Student Health & Counseling
Ridgewater College recognizes the relationship between personal development, emotional wellness, health and wellness, and success in academic pursuits.
Our counseling program is designed to support and assist students who have personal issues which impede their academic progress by offering crisis intervention, brief solution-oriented counseling, and referrals to other agencies, services, or professionals in the community.
We offer a variety of health resource links to students as well as a health fair on each campus.
There is no fee charged to Ridgewater students for counseling services.
- Can I go to a counselor even if I feel my problem isn't that big?
- Don't people with serious mental health problems go to counselors?
While counseling does deal with people who have emotional problems, it can also help:
- Students choose a program major or career path
- Relationships that are experiencing conflict or misunderstandings
- Individuals having academic problems, learning difficulties, or test anxiety
- Individuals who are having thoughts of suicide or other self-destructive behaviors
- Students trying to adjust to new surroundings or homesickness
- Feelings of low self-esteem
- How can a counselor help me with my problems?

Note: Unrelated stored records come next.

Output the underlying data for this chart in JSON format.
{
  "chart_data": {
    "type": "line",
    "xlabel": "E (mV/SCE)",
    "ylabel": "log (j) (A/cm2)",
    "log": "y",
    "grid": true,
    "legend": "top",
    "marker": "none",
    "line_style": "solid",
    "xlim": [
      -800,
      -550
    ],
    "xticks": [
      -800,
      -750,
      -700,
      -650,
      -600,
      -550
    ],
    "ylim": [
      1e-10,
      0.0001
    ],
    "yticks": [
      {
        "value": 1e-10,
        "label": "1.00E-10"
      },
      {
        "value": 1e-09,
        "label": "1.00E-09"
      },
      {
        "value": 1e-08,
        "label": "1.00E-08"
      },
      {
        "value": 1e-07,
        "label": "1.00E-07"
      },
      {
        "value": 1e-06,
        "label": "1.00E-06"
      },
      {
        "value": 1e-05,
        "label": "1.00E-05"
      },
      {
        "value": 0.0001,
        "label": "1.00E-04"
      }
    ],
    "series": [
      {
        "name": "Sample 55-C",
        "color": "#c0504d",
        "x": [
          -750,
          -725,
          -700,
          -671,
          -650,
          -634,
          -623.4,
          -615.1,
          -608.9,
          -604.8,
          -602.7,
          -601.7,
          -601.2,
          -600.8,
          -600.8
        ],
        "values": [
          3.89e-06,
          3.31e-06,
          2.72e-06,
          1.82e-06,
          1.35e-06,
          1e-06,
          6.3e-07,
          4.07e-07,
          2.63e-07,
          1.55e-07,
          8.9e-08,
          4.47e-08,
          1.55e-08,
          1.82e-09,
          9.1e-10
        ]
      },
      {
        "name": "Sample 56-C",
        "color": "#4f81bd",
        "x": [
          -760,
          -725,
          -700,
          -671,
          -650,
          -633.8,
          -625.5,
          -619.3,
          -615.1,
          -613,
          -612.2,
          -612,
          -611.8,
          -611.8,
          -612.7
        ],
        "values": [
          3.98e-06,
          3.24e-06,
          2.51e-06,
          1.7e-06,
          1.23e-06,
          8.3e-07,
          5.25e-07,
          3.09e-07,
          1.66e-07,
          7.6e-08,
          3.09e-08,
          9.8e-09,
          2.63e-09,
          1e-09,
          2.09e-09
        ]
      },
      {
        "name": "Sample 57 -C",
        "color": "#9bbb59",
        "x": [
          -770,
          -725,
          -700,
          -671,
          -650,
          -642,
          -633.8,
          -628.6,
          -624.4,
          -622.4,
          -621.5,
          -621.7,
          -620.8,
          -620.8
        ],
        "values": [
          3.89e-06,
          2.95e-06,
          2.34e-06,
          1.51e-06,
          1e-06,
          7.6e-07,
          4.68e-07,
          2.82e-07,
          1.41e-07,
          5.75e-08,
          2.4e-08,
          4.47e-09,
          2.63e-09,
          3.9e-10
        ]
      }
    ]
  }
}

- Can I see a counselor for any kind of problem, or must it only be school related?
You can bring any problem that is bothering you to the counselor. Even if a problem originates outside of college, it can easily have an effect on your ability to concentrate on school work or class attendance. If the counselor feels that she does not have expertise in that area, she will make a referral to the appropriate off-campus office or agency.
- Will seeing a counselor fix my problems?
The counselor cannot “fix” your problem – only you can. However, the counselor helps you to change your thinking process, seek alternatives, or learn skills so that you can find a solution.
- How can someone help me who hasn't experience my problem or is of the same background?
Counselors are trained to be sensitive to and respectful of individual differences, including the specific concerns of students with regard to gender, racial/ethnic, cultural, religious, age, sexual preference/orientation, and socioeconomic issues. While problems are as unique as the people experiencing them, the feelings and emotions that people experience and the skills needed to solve problems are universal.
- Will anyone find out if I see a counselor?
The Counseling Office is committed to respecting your privacy. When you stop or call for an appointment, you will be asked the nature of your visit because the counselors see people for a variety of reasons, e.g. withdrawing from a course or from college, academic planning, career assessment, etc. This helps them to determine the length of the appointment. When asked, you simply say “personal counseling” and that will give the secretaries the information they need. The discussion with the counselor is strictly confidential unless it is determined that you or someone else is at personal bodily risk. The counselor must get your permission before discussing your situation with an instructor or administrator.